CVE-2021-22893 is classified as a critical zero-day in Pulse Secure VPN devices, and it has been exploited by nation-state hackers in attacks against US defense, finance, and government targets. Attacks against European targets have also been observed, according to a Pulse Secure advisory.
CVE-2021-22893 Technical Overview
The zero-day allows remote code execution attacks with admin-level access to vulnerable devices. The vulnerability will be addressed in early May, and until then, affected parties can use the Pulse Connect Secure Integrity Tool to make sure their systems are safe. The tool was created with the help of Ivanti, Pulse Secure’s parent company.
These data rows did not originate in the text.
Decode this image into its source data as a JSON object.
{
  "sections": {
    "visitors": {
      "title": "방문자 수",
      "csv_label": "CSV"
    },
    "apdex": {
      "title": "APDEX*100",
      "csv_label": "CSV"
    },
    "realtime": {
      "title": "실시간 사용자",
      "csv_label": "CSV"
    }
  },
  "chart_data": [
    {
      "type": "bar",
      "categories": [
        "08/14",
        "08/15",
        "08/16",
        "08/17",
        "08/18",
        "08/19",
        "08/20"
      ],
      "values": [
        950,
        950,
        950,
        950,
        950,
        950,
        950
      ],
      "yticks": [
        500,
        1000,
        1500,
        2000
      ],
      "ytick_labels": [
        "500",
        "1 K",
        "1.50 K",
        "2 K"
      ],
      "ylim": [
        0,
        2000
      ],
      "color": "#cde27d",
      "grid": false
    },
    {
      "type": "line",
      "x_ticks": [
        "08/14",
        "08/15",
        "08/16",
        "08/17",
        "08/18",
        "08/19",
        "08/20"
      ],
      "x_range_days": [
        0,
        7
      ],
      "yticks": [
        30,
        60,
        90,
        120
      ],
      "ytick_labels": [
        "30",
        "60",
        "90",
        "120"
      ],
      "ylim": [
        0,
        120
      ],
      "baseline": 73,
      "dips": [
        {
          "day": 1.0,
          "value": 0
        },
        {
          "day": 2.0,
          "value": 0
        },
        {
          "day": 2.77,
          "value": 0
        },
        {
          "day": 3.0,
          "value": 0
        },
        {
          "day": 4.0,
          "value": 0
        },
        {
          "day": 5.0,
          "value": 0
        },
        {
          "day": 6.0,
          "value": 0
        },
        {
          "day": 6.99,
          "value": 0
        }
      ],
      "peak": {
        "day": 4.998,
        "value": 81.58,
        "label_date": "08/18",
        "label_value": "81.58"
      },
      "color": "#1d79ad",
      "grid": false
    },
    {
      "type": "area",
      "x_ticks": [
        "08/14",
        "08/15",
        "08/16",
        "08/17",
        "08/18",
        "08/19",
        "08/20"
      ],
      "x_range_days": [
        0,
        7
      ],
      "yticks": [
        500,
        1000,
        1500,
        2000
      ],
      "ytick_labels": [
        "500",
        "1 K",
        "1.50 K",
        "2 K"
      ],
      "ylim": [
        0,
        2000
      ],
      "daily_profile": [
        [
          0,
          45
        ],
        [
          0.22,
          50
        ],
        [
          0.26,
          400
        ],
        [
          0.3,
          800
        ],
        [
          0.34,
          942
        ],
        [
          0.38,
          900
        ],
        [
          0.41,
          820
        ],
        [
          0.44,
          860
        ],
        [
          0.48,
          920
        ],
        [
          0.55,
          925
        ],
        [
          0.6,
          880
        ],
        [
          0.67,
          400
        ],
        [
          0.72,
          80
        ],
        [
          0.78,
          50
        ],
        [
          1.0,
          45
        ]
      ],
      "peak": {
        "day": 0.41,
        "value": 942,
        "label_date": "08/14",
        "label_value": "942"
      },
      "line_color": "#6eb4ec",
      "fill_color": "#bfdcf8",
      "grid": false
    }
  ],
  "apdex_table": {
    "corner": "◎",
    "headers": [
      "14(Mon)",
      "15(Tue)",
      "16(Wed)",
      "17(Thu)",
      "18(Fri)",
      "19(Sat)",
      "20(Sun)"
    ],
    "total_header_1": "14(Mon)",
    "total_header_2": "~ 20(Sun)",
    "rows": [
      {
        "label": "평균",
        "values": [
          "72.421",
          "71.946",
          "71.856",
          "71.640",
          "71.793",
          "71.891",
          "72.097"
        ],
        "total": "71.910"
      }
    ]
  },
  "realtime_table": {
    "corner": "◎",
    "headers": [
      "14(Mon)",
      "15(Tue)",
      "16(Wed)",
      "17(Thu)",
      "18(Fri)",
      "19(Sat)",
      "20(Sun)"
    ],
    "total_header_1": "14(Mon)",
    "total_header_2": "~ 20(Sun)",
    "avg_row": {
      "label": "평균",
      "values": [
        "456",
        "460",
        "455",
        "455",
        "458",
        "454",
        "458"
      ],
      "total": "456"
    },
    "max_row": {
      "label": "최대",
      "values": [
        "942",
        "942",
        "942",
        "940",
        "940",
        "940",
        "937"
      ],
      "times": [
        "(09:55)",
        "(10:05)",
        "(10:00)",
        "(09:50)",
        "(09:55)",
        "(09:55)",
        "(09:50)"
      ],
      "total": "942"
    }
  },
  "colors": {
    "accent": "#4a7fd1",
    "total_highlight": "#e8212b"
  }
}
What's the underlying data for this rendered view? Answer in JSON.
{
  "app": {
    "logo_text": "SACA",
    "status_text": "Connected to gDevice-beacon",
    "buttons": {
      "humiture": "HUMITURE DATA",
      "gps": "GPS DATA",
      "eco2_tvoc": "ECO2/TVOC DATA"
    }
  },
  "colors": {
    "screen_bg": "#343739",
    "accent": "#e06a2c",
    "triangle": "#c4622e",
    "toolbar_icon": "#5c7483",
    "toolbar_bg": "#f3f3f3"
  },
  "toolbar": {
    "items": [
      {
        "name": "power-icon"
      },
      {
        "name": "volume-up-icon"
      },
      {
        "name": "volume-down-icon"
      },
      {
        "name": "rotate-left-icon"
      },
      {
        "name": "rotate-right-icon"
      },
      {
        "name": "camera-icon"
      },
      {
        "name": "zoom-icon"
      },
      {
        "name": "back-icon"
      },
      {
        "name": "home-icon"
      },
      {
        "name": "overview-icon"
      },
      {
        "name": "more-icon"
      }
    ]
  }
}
The investigation the researchers carried out revealed four vulnerabilities that attackers are attempting to exploit. Three of them were fixed in 2019 and 2020. Fortunately, the new zero-day impacts a small number of customers. Nonetheless, the issue is critical, with a score 10 of 10 according to the CVSS scale. What makes the vulnerability really dangerous is the fact it can be exploited without user interaction.
Before the patch arrives, users can try the available mitigations, which involve importing a file called “Workaround-2104.xml,” which can be taken from the official advisory. The file will disable the Windows File Share Browser and Pulse Secure Collaboration features on the vulnerable device.
Another mitigation option is using the blacklisting feature to disable URL-based attacks by blocking these URIs:
^/+dana/+meeting
^/+dana/+fb/+smb
^/+dana-cached/+fb/+smb
^/+dana-ws/+namedusers
^/+dana-ws/+metric
“Mandiant is currently tracking 12 malware families associated with the exploitation of Pulse Secure VPN devices. These families are related to the circumvention of authentication and backdoor access to these devices, but they are not necessarily related to each other and have been observed in separate investigations. It is likely that multiple actors are responsible for the creation and deployment of these various code families,” Mandiant research revealed.
Mandiant, Ivanti, Pulse Secure, Microsoft Threat Intelligence Center, and government and law enforcement agencies continue to investigate the CVE-2021-22893 threat to develop mitigations for affected Pulse Secure VPN appliance owners.
Previous attacks exploiting VPN flaws to gain access to government networks
This is not the first case of threat actors exploiting VPN and other flaws to breach various networks. In October last year, we reported attacks combining VPN and Windows vulnerabilities that provided access to state, local, tribal, and territorial government networks.
Two specific security flaws were chained – CVE-2018-13379 and CVE-2020-1472. The first vulnerability is located in the Fortinet FortiOS Secure Socker Layer (SSL) VPN. The application is an on-premise VPN server that serves as a secure gateway for access to enterprise networks from remote locations. It is a path traversal vulnerability in the FortiOS SSL VPN web portal that could enable unauthenticated attackers to download files via specially crafted HTTP resource requests.